Gradient Smoothing has emerged as a significant advancement in the optimization of deep neural networks, particularly those utilizing repeated architectural blocks, such as transformers. This innovative approach was introduced by Haoming Meng and colleagues in their paper presented at the 43rd International Conference on Machine Learning (ICML 2026). It aims to improve the performance of machine learning models by optimizing layer-wise updates.
Understanding Gradient Smoothing and Depth-wise Gradient Augmentation
Gradient Smoothing is part of a broader optimization framework known as Depth-wise Gradient Augmentation. This paradigm leverages the structured relationships that develop among layers during training. The core idea is to transform the updates from block-wise optimizers, applying them across the depth of the network rather than treating each layer in isolation.

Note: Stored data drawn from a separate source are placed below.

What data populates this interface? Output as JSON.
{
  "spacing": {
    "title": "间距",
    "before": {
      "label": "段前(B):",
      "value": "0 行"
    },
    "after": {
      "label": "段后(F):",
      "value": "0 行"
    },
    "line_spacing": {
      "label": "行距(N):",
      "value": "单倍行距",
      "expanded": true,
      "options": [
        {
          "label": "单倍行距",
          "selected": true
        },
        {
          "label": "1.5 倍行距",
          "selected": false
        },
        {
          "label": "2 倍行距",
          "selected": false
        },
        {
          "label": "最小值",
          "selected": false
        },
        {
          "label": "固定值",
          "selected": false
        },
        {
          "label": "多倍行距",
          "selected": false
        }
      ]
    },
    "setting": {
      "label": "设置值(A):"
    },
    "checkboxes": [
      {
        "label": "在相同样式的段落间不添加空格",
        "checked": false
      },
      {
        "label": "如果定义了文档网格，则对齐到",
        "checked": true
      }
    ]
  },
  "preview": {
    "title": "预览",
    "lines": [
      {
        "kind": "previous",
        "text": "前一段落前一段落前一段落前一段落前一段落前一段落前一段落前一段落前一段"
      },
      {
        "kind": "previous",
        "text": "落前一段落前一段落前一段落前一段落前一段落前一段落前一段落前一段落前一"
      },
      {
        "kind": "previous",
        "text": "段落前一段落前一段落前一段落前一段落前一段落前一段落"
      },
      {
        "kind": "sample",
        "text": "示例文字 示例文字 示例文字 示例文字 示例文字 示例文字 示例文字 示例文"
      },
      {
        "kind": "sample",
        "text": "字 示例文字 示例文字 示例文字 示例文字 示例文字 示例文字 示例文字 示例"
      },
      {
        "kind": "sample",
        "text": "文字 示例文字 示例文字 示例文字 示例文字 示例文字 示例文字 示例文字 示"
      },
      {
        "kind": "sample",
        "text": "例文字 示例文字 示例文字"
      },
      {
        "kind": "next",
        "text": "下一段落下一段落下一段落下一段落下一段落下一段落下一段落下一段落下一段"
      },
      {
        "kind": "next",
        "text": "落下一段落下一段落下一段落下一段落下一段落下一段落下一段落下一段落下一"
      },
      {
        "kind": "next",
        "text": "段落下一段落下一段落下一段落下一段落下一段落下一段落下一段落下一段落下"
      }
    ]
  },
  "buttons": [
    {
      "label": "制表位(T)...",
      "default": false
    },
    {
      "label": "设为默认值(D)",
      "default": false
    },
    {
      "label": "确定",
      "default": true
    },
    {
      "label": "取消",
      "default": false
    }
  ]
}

The authors propose a simple local Window Smoothing operator as a practical implementation of Gradient Smoothing. This method operates seamlessly with existing optimizers like SGD, Adam, and Muon, ensuring minimal computational overhead while enhancing the optimization process.
Evaluation Across Diverse Architectures
The effectiveness of Gradient Smoothing has been evaluated across various architectures and training regimes. This includes applications in language model pretraining, reinforcement learning post-training for large language models, diffusion modeling, and image classification specifically with Vision Transformers.